Continental (CLR) and rivals including ConocoPhillips and Apache Corp. plan to trim spending and move rigs to more profitable areas while prices remain under pressure.
Crude has fallen by almost 50% since June to a five-year low as demand forecasts fell amid a glut in supply fed in part by the shale revolution.
Saudi Arabia and OPEC allies have declined to cut output to stave off price declines. US prices are expected to average $63 a barrel in 2015, according to the US Energy Information Administration.
US producers have trimmed billions from 2015 spending plans as the price decline eroded potential profits from drilling in shale rock, a technological breakthrough that helped boost production to the highest level in almost 30 years.
Spending at Oklahoma City-based Continental will fall to $2.7 billion and the company will increase production by as much as 20% next year.
That’s a decline from a previous growth forecast of as much as 29%, the company yesterday said in a statement.

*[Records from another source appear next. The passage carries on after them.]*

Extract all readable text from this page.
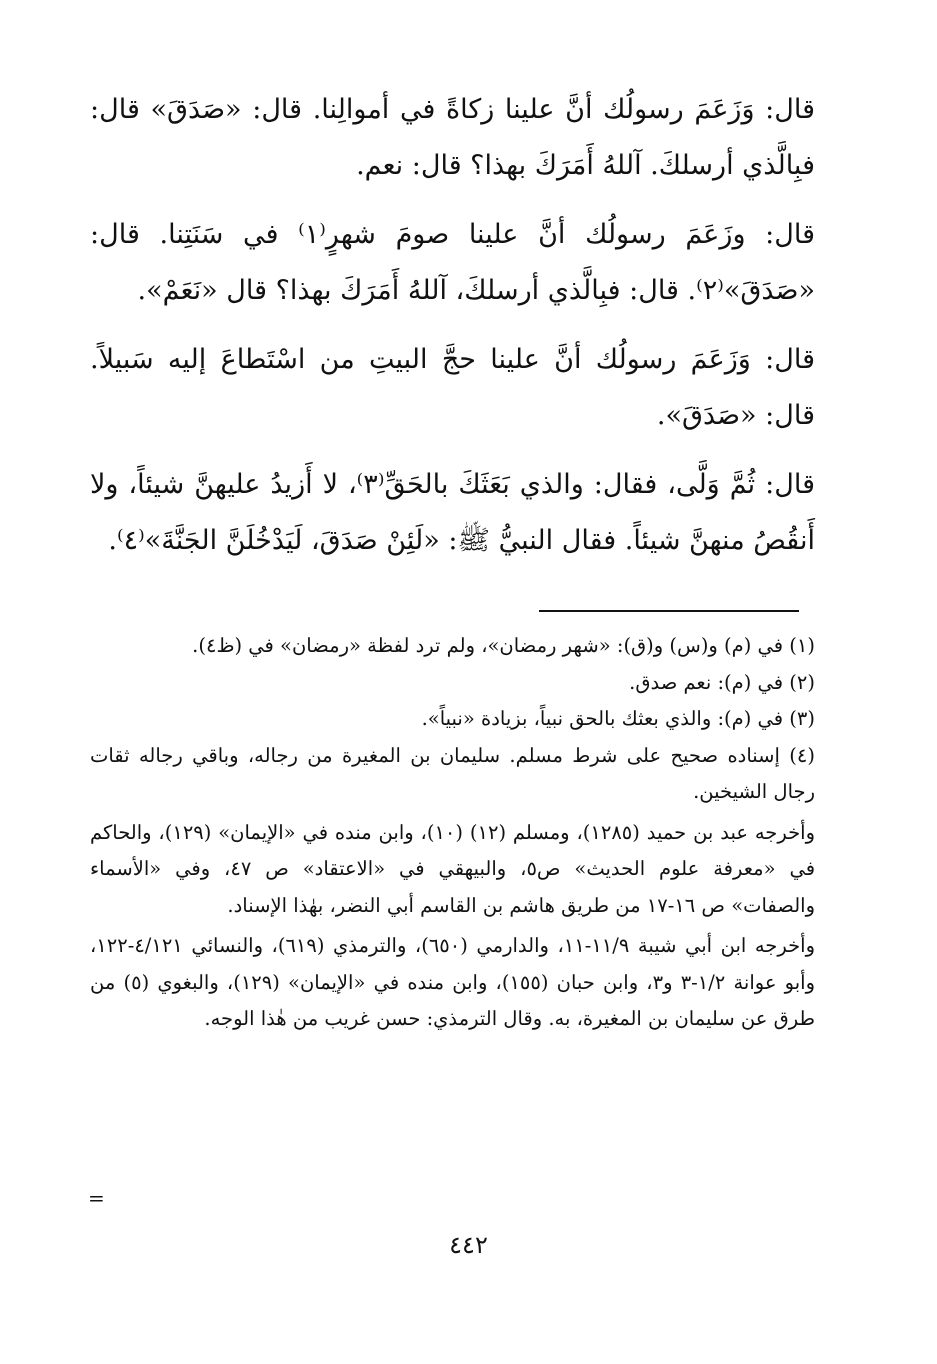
قال: وَزَعَمَ رسولُك أنَّ علينا زكاةً في أموالِنا. قال: «صَدَقَ» قال: فبِالَّذي أرسلكَ. آللهُ أَمَرَكَ بهذا؟ قال: نعم.

قال: وزَعَمَ رسولُك أنَّ علينا صومَ شهرٍ⁽١⁾ في سَنَتِنا. قال: «صَدَقَ»⁽٢⁾. قال: فبِالَّذي أرسلكَ، آللهُ أَمَرَكَ بهذا؟ قال «نَعَمْ».

قال: وَزَعَمَ رسولُك أنَّ علينا حجَّ البيتِ من اسْتَطاعَ إليه سَبيلاً. قال: «صَدَقَ».

قال: ثُمَّ وَلَّى، فقال: والذي بَعَثَكَ بالحَقِّ⁽٣⁾، لا أَزيدُ عليهنَّ شيئاً، ولا أَنقُصُ منهنَّ شيئاً. فقال النبيُّ ﷺ: «لَئِنْ صَدَقَ، لَيَدْخُلَنَّ الجَنَّةَ»⁽٤⁾.

(١) في (م) و(س) و(ق): «شهر رمضان»، ولم ترد لفظة «رمضان» في (ظ٤).

(٢) في (م): نعم صدق.

(٣) في (م): والذي بعثك بالحق نبياً، بزيادة «نبياً».

(٤) إسناده صحيح على شرط مسلم. سليمان بن المغيرة من رجاله، وباقي رجاله ثقات رجال الشيخين.

وأخرجه عبد بن حميد (١٢٨٥)، ومسلم (١٢) (١٠)، وابن منده في «الإيمان» (١٢٩)، والحاكم في «معرفة علوم الحديث» ص٥، والبيهقي في «الاعتقاد» ص ٤٧، وفي «الأسماء والصفات» ص ١٦-١٧ من طريق هاشم بن القاسم أبي النضر، بهٰذا الإسناد.

وأخرجه ابن أبي شيبة ١١/٩-١١، والدارمي (٦٥٠)، والترمذي (٦١٩)، والنسائي ٤/١٢١-١٢٢، وأبو عوانة ١/٢-٣ و٣، وابن حبان (١٥٥)، وابن منده في «الإيمان» (١٢٩)، والبغوي (٥) من طرق عن سليمان بن المغيرة، به. وقال الترمذي: حسن غريب من هٰذا الوجه.

=
٤٤٢
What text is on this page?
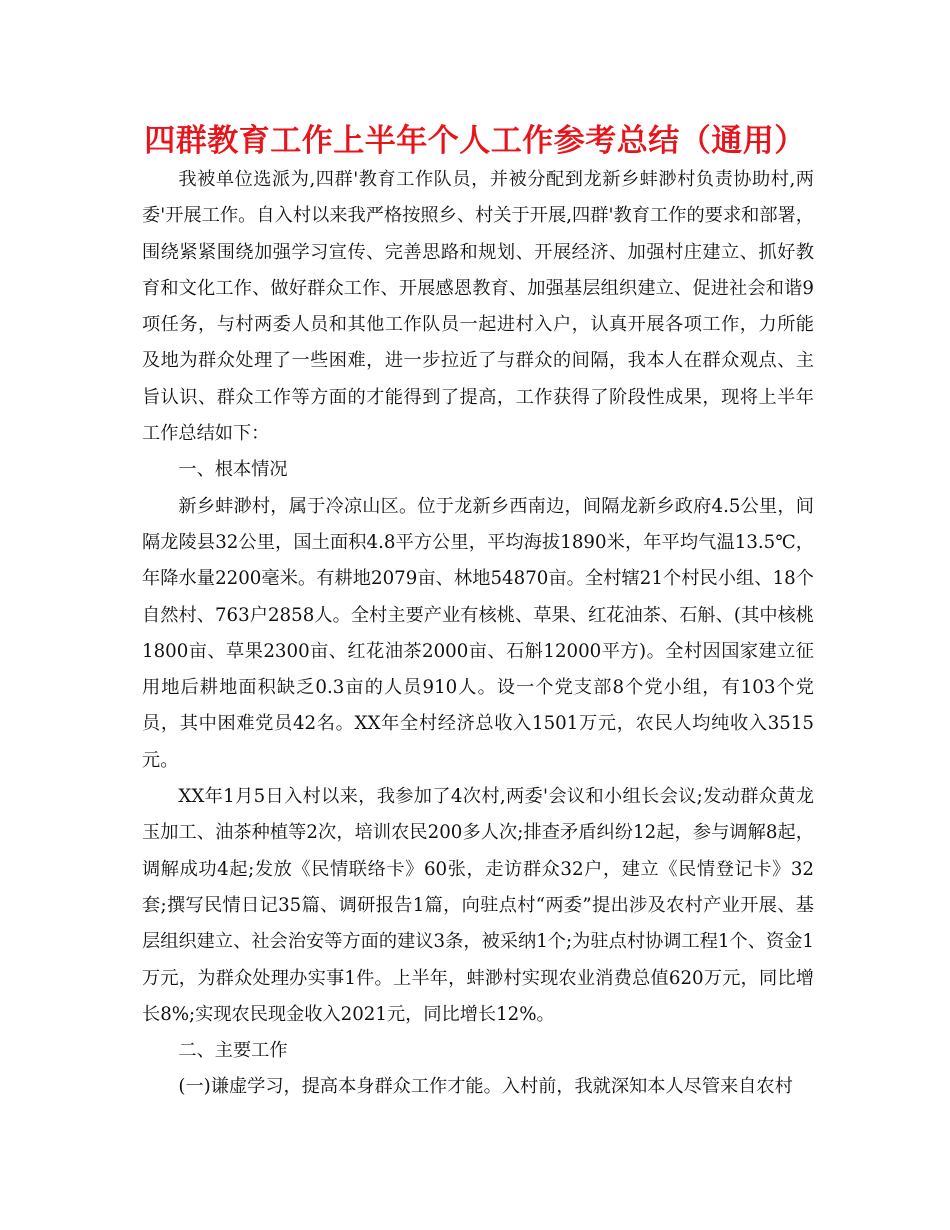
四群教育工作上半年个人工作参考总结（通用）

我被单位选派为,四群'教育工作队员，并被分配到龙新乡蚌渺村负责协助村,两委'开展工作。自入村以来我严格按照乡、村关于开展,四群'教育工作的要求和部署，围绕紧紧围绕加强学习宣传、完善思路和规划、开展经济、加强村庄建立、抓好教育和文化工作、做好群众工作、开展感恩教育、加强基层组织建立、促进社会和谐9项任务，与村两委人员和其他工作队员一起进村入户，认真开展各项工作，力所能及地为群众处理了一些困难，进一步拉近了与群众的间隔，我本人在群众观点、主旨认识、群众工作等方面的才能得到了提高，工作获得了阶段性成果，现将上半年工作总结如下：

一、根本情况

新乡蚌渺村，属于冷凉山区。位于龙新乡西南边，间隔龙新乡政府4.5公里，间隔龙陵县32公里，国土面积4.8平方公里，平均海拔1890米，年平均气温13.5℃，年降水量2200毫米。有耕地2079亩、林地54870亩。全村辖21个村民小组、18个自然村、763户2858人。全村主要产业有核桃、草果、红花油茶、石斛、(其中核桃1800亩、草果2300亩、红花油茶2000亩、石斛12000平方)。全村因国家建立征用地后耕地面积缺乏0.3亩的人员910人。设一个党支部8个党小组，有103个党员，其中困难党员42名。XX年全村经济总收入1501万元，农民人均纯收入3515元。

XX年1月5日入村以来，我参加了4次村,两委'会议和小组长会议;发动群众黄龙玉加工、油茶种植等2次，培训农民200多人次;排查矛盾纠纷12起，参与调解8起，调解成功4起;发放《民情联络卡》60张，走访群众32户，建立《民情登记卡》32套;撰写民情日记35篇、调研报告1篇，向驻点村“两委”提出涉及农村产业开展、基层组织建立、社会治安等方面的建议3条，被采纳1个;为驻点村协调工程1个、资金1万元，为群众处理办实事1件。上半年，蚌渺村实现农业消费总值620万元，同比增长8%;实现农民现金收入2021元，同比增长12%。

二、主要工作

(一)谦虚学习，提高本身群众工作才能。入村前，我就深知本人尽管来自农村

“We’re a company that’s not out over its skis with people or commitments,” said Hamm, the chairman and chief executive officer of Continental.
“We’ve been through about half a dozen of these in my lifetime. We can do it.”
The cut comes six weeks after Hamm said he liquidated the company’s oil hedges because the price slump was going to be a temporary.
Continental will average about 31 rigs in 2015, down from 50, and will drill an estimated 188 wells in the Bakken formation and about 81 wells in the south central Oklahoma formation.
In the Bakken, about 70% of rigs aren’t profitable with oil prices at $60 a barrel, according to a note to investors today from ITG Investment Research.
In the past two years, producers have needed an average of $57 a barrel while drilling in south central Oklahoma to make a 10% profit, according to ITG.
Hamm’s wealth, which is tied closely to the shares of Oklahoma City-based Continental, has fallen by $5.7 billion this year, according to the Bloomberg Billionaires Index.
Prices will recover quickly and many US shale drillers will fare better than producing countries such as Russia and Venezuela, Hamm said.
Reducing spending is important for producers who don’t want to extract too much of their oil and gas reserves while prices are low, he said.